# GREASE for Fisher Plow Pins



## gwhayduke (Dec 8, 2018)

I need to know what grease you all use in below freezing weather on the pins that mount the plow to the truck. 

Thanks,
Bill


----------



## cwren2472 (Aug 15, 2014)

White lithium spray is what we use


----------



## gwhayduke (Dec 8, 2018)

Wow that was fast. Thank you VERY much


----------



## dieselss (Jan 3, 2008)

What's in the grease gun.


----------



## NewEnglandSteelersFan (Nov 26, 2017)

Fluid Film


----------



## SilverPine (Dec 7, 2018)

I use the Lucas heavy duty grease for cold temp. I'm sure any grease will do if you replace often enough.
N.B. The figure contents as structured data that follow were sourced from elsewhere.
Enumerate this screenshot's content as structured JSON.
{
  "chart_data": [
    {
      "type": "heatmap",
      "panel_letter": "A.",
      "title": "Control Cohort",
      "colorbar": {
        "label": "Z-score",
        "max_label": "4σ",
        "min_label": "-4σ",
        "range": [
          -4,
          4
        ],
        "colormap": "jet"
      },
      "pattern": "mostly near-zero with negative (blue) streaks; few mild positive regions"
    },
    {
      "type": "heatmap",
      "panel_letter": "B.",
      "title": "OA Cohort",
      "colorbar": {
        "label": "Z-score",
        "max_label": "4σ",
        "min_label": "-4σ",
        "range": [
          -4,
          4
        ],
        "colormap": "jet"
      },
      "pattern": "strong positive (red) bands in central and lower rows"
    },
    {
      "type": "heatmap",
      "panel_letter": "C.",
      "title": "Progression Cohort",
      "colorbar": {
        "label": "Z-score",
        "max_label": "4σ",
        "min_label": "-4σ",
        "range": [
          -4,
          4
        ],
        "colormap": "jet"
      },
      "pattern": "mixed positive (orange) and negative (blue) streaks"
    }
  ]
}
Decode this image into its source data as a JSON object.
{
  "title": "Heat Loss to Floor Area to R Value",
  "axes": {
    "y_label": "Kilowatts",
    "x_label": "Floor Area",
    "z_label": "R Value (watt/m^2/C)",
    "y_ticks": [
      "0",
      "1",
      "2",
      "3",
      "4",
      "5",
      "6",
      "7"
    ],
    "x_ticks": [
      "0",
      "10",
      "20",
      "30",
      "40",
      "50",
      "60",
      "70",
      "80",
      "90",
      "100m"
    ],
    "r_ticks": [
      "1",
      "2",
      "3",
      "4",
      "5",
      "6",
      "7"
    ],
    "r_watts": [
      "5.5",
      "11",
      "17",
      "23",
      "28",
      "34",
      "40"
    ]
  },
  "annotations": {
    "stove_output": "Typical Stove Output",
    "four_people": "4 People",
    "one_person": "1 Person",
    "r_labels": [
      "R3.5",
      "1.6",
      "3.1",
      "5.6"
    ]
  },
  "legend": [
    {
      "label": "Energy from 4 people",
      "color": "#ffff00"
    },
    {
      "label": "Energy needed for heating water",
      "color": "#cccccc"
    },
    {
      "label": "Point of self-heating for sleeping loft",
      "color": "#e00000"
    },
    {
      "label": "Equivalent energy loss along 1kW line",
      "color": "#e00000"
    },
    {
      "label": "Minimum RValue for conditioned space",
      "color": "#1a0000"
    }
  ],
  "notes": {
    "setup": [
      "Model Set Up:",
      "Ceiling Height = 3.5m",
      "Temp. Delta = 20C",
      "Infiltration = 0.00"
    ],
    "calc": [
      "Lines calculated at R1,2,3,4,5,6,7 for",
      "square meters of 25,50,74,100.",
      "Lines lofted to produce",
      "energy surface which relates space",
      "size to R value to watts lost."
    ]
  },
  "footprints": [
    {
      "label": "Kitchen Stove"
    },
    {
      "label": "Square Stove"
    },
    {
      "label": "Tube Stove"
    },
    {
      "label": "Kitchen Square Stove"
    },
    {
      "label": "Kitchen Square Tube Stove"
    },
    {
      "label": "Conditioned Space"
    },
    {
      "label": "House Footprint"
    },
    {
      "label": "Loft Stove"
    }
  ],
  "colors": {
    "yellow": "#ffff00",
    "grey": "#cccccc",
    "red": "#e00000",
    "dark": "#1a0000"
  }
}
Doesn't hurt to coat it all in lithium after.


----------



## NYH1 (Jan 10, 2009)

Welcome aboard! :clapping: 

My dealer suggested Red Lithium Grease or Red Lithuanian Grease as I call it to drive my dad and son crazy.  Seems to work pretty well. 

NYH1.


----------



## icudoucme (Dec 3, 2008)

Castle Endura heavy duty
Or Castle muscle grease. Both are the best spray on greases I have found and adhere in cold or wet conditions.


----------



## scottr (Oct 10, 2013)

I use Mobile one synthetic or Big Foot. Big foot is not cold weather rated, but lasts longer than any grease Ive ever used.


----------